The old creation lives by pride and retribution. I stand up for myself, and if someone gets in my way, I try to get even. We’ve been there, done that, and got the scars to prove it. Now there is a completely different way to live, a way of love and reconciliation and healing and hope. It’s a way many people have never tried before. It’s a way that has been as unthinkable as – well, as the resurrection. That’s the point. Instead of building walls to keep people out of the new creation, Jesus builds bridges and invites everyone to come in. Jesus has ushered in a new world, a new reality, a new creation.

This is why Easter is a big deal. The resurrection of Jesus doesn’t just mean “It’s all right. We’re going to heaven now.” No, it means the reverse. It means that heaven has come to earth and made earth into a new creation. It doesn’t just mean “So there is life after death”, even though there is. Easter means so much more than that. Easter means you can live a beautiful, wonderful kind of life now both before death and after death.
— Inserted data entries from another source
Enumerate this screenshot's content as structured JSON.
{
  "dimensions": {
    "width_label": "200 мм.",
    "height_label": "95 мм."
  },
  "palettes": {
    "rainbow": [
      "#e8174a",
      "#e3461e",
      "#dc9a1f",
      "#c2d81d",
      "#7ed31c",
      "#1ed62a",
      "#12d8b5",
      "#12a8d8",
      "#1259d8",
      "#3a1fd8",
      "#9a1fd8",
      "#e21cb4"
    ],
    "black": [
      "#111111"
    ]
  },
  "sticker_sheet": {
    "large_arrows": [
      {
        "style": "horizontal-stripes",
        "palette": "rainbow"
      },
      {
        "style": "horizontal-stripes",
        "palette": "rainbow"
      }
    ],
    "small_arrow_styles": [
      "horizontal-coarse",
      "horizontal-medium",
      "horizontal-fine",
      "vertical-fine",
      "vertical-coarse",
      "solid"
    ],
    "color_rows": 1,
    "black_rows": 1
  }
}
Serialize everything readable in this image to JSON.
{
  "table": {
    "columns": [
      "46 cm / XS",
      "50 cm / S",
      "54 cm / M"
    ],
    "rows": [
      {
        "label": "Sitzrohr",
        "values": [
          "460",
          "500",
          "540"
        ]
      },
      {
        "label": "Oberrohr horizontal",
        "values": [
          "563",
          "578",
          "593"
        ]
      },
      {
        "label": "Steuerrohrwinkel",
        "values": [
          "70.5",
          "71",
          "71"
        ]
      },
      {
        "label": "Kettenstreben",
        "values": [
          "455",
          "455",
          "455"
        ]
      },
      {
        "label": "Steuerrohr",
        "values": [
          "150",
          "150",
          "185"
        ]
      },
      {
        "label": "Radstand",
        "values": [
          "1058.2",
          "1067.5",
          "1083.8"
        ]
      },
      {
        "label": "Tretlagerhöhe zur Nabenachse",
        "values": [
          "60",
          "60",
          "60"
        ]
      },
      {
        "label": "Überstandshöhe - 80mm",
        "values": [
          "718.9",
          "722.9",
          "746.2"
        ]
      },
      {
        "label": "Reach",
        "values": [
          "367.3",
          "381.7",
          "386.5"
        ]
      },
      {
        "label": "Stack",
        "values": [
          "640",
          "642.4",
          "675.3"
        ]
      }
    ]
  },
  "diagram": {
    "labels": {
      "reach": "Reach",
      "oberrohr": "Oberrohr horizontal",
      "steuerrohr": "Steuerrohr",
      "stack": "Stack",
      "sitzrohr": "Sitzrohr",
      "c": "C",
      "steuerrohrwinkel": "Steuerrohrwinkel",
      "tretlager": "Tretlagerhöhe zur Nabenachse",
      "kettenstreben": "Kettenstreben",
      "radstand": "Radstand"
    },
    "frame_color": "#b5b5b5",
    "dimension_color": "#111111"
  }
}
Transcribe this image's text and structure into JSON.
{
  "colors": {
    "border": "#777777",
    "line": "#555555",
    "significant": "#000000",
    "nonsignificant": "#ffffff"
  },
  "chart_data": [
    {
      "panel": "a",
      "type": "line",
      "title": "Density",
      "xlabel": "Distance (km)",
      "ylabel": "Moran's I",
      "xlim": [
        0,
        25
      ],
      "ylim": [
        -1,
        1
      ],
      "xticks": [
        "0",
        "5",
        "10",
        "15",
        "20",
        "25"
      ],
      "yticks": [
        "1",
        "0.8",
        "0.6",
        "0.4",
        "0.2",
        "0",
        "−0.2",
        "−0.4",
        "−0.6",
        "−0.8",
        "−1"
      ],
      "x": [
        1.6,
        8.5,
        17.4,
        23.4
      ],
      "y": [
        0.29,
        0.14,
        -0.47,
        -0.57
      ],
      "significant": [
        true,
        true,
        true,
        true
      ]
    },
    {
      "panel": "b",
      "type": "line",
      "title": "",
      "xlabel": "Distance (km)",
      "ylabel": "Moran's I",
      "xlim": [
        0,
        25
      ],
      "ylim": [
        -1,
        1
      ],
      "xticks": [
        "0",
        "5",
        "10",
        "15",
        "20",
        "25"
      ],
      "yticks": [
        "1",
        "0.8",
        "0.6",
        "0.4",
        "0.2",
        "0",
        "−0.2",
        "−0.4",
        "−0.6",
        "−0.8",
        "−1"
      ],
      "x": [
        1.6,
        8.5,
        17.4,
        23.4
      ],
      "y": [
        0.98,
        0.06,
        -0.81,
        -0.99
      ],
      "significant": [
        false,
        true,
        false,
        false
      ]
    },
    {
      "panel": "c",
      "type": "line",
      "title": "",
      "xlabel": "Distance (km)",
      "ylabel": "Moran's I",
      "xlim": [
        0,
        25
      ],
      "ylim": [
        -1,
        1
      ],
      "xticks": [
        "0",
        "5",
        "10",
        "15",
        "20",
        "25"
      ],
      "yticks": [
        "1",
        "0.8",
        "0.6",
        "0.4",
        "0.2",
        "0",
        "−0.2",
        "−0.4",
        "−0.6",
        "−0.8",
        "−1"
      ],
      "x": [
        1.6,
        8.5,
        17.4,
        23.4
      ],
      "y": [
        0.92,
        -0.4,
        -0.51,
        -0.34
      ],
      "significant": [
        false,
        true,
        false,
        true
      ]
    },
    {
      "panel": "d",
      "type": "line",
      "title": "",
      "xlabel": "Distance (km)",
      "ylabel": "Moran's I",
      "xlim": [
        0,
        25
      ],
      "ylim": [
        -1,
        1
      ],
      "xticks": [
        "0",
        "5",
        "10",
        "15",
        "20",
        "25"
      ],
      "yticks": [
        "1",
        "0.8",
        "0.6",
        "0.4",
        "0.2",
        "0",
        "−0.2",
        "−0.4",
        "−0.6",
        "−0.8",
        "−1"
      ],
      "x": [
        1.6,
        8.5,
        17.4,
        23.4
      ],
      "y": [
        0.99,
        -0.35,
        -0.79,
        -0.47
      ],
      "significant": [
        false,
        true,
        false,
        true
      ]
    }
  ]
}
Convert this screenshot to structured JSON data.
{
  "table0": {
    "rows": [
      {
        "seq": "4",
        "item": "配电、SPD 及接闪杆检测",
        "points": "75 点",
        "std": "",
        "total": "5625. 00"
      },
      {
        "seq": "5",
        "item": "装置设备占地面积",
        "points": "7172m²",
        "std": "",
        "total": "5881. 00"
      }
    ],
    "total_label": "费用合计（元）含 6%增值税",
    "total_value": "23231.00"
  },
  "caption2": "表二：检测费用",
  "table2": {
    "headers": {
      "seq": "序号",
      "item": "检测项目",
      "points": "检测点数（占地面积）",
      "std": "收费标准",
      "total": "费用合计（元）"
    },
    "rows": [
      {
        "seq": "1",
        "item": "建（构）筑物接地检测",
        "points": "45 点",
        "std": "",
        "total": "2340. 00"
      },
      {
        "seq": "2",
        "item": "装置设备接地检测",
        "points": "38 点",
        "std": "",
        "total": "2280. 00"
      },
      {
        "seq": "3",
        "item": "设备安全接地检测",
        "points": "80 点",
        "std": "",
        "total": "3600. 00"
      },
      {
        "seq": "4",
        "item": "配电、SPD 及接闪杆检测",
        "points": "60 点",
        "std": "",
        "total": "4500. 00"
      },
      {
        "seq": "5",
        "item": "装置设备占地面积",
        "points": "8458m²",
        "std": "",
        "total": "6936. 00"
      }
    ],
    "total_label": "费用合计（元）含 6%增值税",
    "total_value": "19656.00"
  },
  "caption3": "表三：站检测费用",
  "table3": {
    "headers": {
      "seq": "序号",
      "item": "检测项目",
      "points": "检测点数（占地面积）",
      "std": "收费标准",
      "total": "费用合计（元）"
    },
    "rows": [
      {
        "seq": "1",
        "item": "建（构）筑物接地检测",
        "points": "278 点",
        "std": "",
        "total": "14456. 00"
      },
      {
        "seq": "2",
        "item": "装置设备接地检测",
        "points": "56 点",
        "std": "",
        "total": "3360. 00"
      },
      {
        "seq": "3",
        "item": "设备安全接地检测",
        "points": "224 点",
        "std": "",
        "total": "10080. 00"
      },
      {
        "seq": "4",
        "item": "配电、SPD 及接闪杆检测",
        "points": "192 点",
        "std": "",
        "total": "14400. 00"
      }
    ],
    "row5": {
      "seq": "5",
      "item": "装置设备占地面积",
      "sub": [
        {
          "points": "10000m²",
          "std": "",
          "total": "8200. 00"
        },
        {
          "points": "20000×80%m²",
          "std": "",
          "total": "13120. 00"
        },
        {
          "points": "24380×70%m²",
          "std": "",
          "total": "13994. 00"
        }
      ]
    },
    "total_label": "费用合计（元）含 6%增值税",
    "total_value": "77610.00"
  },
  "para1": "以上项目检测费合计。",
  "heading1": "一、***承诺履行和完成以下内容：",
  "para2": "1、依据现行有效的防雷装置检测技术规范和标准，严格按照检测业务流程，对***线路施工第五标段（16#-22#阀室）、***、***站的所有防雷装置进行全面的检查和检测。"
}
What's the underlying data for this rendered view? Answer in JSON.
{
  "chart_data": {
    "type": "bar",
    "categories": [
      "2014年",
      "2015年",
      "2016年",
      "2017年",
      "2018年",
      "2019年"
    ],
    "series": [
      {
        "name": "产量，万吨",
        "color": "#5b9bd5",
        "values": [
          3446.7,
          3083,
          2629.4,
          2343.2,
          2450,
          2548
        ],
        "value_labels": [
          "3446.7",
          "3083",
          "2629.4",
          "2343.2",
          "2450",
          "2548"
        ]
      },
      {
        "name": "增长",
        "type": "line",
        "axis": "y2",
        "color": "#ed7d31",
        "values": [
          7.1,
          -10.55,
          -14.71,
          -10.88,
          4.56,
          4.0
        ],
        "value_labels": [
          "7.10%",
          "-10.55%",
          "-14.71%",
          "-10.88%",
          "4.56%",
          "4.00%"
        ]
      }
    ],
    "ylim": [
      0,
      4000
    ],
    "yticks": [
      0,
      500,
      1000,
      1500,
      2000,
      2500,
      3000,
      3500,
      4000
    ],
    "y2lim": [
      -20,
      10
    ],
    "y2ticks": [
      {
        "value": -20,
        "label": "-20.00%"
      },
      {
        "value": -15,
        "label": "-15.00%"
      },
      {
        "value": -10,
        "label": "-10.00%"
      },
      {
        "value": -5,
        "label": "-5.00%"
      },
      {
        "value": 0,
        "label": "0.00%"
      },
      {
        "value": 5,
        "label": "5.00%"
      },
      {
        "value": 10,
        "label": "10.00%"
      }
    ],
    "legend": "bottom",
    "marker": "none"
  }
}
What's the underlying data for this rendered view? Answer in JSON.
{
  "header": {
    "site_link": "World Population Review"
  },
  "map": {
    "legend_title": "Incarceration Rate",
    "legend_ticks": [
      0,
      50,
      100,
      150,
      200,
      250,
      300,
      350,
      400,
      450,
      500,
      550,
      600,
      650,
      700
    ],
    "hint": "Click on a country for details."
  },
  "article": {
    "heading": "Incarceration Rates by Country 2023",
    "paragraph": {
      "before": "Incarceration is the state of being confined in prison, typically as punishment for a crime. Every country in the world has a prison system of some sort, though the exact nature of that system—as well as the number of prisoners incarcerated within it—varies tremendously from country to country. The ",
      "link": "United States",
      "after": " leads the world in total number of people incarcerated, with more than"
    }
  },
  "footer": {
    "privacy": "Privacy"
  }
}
Death has lost its power over you. It will still hurt when it happens. But, now instead of being a painful end, death becomes a temporary phase that we pass through as we move on to an even better kind of life with God. Easter speaks of a life that is neither ghostly or unreal, but solid and definite and practical. Though the Easter stories come at the end of the gospels, they are not really about the end of the story. They are really about the beginning of the story. The beginning of God’s new world. The beginning of the kingdom. The beginning of a relationship that we can now have with God. A relationship that Jesus initiates for us. A relationship that will grow. A relationship that will never end. We can now experience an unconditional, never-ending love that sets us free to be who we really are, completely unafraid, healthy, honest, strong, and pain-free.

That is why Easter is a big deal. Easter changes everything. Reality has now been altered for all time. Some people will experience this new reality and some will not. If you will step out in faith, believe in Jesus, agree to follow his directions for your life, give up what he tells you has been holding you back, and join with others who are journeying with him through life, you can begin to experience this new reality. Your life can change in ways that you can’t begin to imagine yet. The world becomes a better place than you have dreamed. Jesus gives you a future that you can look forward to, that no thing and nobody can ever take away from you. Don’t miss it. Easter changes everything. Easter is a big deal.